Une Afrique de perdition, de corruption et de violence ?
 
En effet, pour beaucoup de cinéastes étrangers au continent, l'Afrique demeure le lieu seul de l'étrangeté, du drame et du fantasme. District 9 en fournit un bien piètre exemple malgré d'indéniables qualités et une vraie dimension politique qui reste néanmoins à souligner. De même, semblent-ils se limiter lorsqu'ils songent au continent noir  au seul exotisme bon teint de The Constant Gardener, un film où sa terre ne serait que fascination contemplative, lieu du désir et enjeu facile pour illustrer, à bon compte, des catastrophes larmoyantes ou les manipulations d'obscures multinationales avides de pouvoir et de profit.
 
Certes, il y a du vrai là-dedans - loin de nous l'idée de s'en abstraire - et la mainmise de certains géants internationaux sur les mines et ressources de nombre de pays n'y est pas étrangère. On pourra songer à Katanga business de Thierry Michel pour s'en convaincre ou à La fin de la pauvreté ? de Philippe Diaz. De même, n'oublierons-nous pas le formidable pouvoir d'évocation de ce continent qui malgré son milliard d'habitants reste l'un des moins urbanisés du monde. Cependant, on n'omettra pas non plus d'autres oeuvres documentaires qui toutes, en se disant engagées sincèrement, n'en reproduisent pas moins une vision par trop consensuelle ou univoque, comme Les enfants de l'exil ou I am because we are.

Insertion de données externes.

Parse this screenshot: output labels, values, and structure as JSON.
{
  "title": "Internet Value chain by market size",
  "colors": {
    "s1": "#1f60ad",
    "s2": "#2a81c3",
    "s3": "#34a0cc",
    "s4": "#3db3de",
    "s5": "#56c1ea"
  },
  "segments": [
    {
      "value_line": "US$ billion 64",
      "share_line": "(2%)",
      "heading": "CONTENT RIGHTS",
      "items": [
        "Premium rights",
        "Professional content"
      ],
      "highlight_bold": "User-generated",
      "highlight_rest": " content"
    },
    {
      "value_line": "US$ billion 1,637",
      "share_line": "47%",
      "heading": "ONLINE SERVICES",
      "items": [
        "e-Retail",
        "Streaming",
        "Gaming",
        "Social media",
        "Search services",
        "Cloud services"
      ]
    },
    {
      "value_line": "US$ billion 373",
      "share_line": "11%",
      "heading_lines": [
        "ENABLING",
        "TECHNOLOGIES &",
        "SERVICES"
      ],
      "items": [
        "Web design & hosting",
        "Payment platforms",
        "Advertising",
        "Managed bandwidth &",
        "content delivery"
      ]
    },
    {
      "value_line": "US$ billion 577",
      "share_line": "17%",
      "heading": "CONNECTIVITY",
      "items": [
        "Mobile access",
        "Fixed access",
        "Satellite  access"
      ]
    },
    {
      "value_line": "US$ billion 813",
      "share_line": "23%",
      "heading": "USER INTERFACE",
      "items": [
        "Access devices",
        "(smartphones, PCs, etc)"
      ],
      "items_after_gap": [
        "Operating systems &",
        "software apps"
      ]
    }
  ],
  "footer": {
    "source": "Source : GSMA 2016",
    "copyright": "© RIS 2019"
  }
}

On s'éloigne donc nettement des meilleurs métrages du cinéma africain que l'on doit entre autres à Ousmane Sembene (La noire de..., Moolaade), Souleymane Cissé (Dis moi qui tu es) ou Abderrahmane Sissako (Bamako) par exemple. Pour arriver in fine à une image déformée et mensongère d'un continent résumé en un tout que l'on comblerait à force d'imagerie...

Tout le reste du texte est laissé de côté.